Match Up To Watch: Auburn Defensive Line Getting Off Blocks

Corey LemonierLast week we took the time to preview the Oregon offensive line against the LSU defensive line because that would be the key to the game in Dallas. This week, and I swear this won’t be every week, the answer to the game is again in the trenches. However, unlike the contest from last Saturday this isn’t an exercise in schemes and winning the battle of overall line play.

Mississippi State is not Oregon, they don’t rely on the directional blocking and working to get lateral. While they are a spread team, their beauty is in their power and drive to move bodies. They get on top of defenders and they pound defensive linemen and linebackers into submission. They are as close to a traditional offensive line as a spread can be from a physicality and road-grading mentality standpoint.

Enter the Auburn Tigers. They struggled mightily with Utah State, and while everyone wants to point out the obvious in terms of yardage given up and the way they made the freshman quarterback Chuckie Keeton look like everyone’s All-American, the reason they gave up 227 yards on the ground to the Aggies was quite simple:

They Can’t Get Off Blocks!

As an old coach explained it to me, the basis of defensive football is simple: Unless someone is unblocked, a guy on that unit is going to have to defeat a block and make a tackle. Football is 11 on 11 every play. Quarterbacks don’t block. Safeties in the back end don’t get blocked. What you end up with in the box is a six-on-seven battle where someone either gets a run-through lane or gets walled off from the play and the play-side defenders have to get off a block and make a play.

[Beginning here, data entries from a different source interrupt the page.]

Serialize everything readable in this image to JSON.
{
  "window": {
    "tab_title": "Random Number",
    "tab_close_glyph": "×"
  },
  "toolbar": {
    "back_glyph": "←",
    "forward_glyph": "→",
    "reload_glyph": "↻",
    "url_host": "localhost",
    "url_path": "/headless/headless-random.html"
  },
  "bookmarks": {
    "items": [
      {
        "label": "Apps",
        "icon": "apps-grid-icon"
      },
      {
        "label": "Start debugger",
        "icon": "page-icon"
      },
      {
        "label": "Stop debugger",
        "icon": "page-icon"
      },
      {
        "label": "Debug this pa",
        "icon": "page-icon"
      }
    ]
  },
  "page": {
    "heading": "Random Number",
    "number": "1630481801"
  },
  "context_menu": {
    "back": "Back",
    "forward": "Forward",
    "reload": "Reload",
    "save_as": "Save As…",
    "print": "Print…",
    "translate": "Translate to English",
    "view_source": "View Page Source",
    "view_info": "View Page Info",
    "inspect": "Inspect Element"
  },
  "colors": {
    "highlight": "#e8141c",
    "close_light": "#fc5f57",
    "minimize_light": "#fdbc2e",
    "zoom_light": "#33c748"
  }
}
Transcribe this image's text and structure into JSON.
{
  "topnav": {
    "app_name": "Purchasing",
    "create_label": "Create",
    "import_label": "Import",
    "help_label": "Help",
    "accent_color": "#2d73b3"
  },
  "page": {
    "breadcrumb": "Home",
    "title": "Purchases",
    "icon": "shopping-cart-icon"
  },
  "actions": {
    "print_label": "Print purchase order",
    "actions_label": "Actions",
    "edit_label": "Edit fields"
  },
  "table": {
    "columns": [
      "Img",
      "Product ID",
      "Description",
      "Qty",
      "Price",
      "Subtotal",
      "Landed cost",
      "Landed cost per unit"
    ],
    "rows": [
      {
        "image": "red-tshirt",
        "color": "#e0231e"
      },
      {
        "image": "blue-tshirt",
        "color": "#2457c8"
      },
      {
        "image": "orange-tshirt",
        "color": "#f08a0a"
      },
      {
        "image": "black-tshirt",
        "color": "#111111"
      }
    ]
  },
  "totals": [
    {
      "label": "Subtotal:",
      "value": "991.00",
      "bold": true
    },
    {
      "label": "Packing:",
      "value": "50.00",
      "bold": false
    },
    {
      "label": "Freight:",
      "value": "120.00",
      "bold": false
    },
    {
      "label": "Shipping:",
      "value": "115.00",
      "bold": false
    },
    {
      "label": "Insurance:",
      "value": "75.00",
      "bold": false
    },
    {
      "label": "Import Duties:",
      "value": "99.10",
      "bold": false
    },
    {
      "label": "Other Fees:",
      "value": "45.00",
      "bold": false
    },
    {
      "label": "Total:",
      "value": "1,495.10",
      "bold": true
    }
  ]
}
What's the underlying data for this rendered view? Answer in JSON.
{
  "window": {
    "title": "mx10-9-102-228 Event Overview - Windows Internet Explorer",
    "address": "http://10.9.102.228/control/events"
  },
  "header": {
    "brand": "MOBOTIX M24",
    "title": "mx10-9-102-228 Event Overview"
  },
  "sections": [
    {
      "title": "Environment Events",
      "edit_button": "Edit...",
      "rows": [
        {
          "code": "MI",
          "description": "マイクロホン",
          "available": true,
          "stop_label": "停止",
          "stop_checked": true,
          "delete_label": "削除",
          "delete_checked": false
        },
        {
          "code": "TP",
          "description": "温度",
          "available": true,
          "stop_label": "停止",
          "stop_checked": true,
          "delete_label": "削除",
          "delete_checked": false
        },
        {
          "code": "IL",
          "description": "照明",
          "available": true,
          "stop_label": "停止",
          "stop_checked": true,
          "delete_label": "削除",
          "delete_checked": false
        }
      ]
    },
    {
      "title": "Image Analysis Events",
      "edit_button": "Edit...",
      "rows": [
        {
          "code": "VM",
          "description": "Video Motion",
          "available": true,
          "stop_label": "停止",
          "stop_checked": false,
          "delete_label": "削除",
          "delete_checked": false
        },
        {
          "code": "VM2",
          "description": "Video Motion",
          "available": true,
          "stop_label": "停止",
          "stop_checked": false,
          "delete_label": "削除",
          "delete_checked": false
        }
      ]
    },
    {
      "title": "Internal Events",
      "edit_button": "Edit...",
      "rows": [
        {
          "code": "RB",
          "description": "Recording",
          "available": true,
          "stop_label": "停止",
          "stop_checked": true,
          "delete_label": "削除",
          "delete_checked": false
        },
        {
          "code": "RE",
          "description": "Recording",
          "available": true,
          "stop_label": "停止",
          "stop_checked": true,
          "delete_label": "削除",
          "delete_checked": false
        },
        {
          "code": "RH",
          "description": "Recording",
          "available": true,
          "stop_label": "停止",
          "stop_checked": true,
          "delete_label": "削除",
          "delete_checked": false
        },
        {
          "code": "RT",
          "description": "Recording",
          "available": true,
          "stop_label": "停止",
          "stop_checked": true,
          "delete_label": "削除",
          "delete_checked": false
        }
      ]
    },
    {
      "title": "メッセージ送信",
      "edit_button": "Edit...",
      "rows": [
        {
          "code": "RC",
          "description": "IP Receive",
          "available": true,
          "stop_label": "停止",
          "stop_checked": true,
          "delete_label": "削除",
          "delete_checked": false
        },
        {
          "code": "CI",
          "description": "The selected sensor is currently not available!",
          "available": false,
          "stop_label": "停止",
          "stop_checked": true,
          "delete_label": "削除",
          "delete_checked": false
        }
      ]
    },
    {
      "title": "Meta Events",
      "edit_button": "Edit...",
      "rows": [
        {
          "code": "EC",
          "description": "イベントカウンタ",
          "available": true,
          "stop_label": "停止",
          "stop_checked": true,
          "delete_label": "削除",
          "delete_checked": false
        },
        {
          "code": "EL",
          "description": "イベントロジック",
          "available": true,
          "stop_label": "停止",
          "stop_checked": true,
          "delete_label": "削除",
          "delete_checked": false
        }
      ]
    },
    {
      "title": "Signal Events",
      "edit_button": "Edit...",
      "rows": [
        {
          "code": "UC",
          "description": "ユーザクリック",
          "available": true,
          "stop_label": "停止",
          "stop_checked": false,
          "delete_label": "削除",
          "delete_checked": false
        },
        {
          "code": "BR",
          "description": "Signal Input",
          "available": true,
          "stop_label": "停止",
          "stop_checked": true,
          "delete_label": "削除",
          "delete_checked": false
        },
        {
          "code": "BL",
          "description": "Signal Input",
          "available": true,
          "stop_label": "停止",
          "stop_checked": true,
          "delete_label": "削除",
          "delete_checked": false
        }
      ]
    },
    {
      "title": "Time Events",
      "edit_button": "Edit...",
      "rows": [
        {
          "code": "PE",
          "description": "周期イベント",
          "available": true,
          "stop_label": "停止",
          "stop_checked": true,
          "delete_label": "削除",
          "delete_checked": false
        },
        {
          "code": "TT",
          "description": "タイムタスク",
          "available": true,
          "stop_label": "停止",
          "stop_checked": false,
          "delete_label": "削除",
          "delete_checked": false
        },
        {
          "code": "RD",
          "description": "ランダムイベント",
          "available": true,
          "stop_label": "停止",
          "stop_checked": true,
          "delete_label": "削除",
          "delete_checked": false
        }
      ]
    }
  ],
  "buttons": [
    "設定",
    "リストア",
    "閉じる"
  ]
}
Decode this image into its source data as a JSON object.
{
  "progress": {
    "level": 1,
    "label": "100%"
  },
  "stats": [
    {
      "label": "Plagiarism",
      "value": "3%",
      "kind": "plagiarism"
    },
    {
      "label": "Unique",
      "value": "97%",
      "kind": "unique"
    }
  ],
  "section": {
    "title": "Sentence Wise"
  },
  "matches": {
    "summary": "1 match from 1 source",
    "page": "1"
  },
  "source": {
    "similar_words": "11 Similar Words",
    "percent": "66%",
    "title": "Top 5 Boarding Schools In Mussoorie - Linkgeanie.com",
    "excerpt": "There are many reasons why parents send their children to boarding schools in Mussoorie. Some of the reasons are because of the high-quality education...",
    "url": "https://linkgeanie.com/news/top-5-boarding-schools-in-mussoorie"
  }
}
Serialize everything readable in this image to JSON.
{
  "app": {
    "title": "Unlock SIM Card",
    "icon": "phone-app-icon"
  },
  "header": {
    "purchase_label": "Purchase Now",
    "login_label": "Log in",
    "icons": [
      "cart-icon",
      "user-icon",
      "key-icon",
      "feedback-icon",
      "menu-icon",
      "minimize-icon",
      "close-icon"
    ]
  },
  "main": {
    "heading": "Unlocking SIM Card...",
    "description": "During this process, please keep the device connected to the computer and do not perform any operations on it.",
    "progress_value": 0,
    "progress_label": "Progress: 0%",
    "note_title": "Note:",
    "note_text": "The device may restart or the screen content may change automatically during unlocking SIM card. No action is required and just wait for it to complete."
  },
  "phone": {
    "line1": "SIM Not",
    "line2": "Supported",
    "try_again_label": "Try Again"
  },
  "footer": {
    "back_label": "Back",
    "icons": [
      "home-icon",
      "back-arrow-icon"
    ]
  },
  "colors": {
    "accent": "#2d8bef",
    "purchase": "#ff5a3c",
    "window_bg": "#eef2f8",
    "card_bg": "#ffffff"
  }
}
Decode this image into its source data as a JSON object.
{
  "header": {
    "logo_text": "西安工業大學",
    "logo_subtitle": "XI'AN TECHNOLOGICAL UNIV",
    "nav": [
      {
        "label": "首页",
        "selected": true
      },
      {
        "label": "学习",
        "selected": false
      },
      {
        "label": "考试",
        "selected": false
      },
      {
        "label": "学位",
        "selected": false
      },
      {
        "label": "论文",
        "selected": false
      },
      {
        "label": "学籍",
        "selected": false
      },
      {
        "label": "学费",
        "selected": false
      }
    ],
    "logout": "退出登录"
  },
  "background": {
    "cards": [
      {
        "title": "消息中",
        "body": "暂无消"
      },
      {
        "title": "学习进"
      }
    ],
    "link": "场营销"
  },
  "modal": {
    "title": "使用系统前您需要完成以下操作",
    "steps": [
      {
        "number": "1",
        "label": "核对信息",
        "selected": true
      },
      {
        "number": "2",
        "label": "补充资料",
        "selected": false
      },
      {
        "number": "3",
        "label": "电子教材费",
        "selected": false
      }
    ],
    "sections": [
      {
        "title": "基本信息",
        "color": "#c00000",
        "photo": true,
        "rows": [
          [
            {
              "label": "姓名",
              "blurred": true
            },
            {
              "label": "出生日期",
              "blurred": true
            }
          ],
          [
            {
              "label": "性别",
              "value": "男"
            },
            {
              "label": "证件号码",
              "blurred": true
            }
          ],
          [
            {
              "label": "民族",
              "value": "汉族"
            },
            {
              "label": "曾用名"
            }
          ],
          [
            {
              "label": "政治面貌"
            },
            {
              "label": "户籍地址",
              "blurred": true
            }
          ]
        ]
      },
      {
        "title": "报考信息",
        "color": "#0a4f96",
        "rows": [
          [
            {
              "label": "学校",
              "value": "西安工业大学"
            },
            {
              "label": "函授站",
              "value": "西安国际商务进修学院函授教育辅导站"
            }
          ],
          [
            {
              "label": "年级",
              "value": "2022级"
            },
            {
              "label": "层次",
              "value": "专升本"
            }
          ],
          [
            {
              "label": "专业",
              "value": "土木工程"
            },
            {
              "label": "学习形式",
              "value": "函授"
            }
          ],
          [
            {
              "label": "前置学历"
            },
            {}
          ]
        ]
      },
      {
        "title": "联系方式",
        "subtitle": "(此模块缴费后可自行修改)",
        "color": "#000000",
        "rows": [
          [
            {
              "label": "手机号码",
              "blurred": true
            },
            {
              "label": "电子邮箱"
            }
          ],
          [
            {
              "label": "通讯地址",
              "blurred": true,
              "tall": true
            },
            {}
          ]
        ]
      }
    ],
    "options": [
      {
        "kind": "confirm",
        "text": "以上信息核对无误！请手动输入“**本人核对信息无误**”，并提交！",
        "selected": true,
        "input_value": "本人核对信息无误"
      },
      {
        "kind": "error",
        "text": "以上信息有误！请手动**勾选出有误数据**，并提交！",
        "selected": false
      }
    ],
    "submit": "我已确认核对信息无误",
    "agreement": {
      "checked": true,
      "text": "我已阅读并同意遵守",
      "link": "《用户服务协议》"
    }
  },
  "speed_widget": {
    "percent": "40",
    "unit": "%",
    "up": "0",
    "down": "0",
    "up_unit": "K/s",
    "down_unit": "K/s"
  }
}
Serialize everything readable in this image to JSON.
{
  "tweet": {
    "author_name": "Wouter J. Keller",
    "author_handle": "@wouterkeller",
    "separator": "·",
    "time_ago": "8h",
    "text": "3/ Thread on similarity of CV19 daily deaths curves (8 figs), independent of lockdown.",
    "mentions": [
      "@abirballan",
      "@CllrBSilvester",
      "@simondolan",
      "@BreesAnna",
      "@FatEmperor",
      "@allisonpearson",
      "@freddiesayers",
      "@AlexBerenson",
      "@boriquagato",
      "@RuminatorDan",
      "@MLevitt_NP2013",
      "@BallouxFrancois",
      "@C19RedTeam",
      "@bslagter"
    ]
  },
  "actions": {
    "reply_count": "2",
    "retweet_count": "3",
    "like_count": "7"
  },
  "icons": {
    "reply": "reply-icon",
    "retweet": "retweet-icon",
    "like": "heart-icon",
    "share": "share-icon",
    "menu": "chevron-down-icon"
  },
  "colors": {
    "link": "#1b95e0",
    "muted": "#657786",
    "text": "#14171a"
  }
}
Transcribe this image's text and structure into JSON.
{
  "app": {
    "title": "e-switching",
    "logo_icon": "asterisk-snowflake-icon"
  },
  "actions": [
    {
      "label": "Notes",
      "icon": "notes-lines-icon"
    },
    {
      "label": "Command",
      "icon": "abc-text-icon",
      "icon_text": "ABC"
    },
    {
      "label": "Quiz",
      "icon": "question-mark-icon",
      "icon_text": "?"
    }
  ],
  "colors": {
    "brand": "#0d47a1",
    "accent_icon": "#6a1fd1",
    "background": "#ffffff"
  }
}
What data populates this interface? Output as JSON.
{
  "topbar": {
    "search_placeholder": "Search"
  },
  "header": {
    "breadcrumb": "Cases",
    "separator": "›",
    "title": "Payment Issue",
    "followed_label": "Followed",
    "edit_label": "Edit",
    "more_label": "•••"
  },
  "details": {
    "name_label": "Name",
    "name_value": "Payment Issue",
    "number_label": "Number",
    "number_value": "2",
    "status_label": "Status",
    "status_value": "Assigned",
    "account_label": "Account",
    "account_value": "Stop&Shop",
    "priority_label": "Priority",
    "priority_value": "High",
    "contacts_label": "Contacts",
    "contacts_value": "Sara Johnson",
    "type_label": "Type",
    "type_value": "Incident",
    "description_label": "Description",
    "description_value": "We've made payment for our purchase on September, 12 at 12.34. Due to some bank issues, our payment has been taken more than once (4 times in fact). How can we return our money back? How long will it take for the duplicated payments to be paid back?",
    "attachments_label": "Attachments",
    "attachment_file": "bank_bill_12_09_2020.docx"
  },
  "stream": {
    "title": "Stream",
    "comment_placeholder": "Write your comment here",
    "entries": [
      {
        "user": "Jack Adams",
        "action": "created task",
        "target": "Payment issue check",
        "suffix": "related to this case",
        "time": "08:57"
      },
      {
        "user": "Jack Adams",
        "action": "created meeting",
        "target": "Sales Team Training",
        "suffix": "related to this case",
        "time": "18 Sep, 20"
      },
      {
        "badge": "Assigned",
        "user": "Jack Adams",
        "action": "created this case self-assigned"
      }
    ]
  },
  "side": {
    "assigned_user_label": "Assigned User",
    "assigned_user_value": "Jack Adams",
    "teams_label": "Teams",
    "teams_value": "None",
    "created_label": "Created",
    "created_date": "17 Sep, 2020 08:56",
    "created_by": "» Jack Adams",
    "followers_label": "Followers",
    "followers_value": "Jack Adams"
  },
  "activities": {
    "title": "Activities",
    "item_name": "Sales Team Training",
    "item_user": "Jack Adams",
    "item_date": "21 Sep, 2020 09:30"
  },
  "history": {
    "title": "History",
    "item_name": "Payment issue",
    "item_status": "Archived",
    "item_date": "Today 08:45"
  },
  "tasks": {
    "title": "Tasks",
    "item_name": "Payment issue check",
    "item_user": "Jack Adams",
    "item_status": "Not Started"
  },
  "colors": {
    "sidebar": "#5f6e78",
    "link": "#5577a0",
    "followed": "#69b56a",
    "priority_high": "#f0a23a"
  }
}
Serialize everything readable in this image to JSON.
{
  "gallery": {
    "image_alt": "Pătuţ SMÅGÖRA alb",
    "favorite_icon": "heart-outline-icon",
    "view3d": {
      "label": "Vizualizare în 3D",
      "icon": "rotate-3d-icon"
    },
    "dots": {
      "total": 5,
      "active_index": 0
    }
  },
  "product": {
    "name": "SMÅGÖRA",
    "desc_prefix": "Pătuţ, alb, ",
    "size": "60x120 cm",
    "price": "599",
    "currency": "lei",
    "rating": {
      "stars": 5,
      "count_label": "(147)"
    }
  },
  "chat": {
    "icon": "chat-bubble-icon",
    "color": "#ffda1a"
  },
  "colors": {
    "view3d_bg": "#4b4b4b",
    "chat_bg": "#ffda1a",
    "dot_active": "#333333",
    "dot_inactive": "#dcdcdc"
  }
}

For Auburn, this did not happen in the season opener. Utah State didn’t so much push Auburn around and move bodies as occupied space and kept the Tigers’ defenders from being free to tackle the Aggies’ ball carriers.

Against Mississippi State, just being “occupied” is not an option for guys like Nosa Eguae, Kenneth Carter, Angelo Blackson, Dee Ford and Corey Lemonier. That “occupation” turns into being blown off the ball, moved down the field, and it makes the jobs of Daren Bates, Jonathan Evans and Jake Holland that much more difficult as the wash gets too thick to cut through.

The concept of shedding blocks is one of football’s basic principles, but the practice of shedding blocks is something players struggle with at every level – like Othello, the Pressman game, a minute to learn and a lifetime to master. Practices like extending the arms, gaining separation, mirroring the back, throwing blockers, spinning, ripping or slapping through arms and swimming out of blocks can be taught. But to use them effectively takes experience and talent.

In Auburn’s first outing, the defensive line was stuck like velcro to the Utah State blockers. No amount of spinning, ripping or other moves worked to free them from the push. Thus, running lanes were created, and while Evans and Holland had good days in terms of number of tackles, the overall picture was Tigers’ defenders dragging down Aggies backs four and five yards down field.

For this defensive line to be successful against Mississippi State, an offensive line that features just one player, Addison Lawrence, below 300 lbs., the Bulldogs are going to have be polished. Physically, the Tigers are quite capable of getting the job done and holding Vick Ballard under wraps. Experience and using technique will be the issue here. Their players must stick to what they’ve been taught and not get swallowed up by the Bulldogs’ massive road graders to stop Mississippi State from piling another massive rushing effort on the way to elevating its SEC West standing.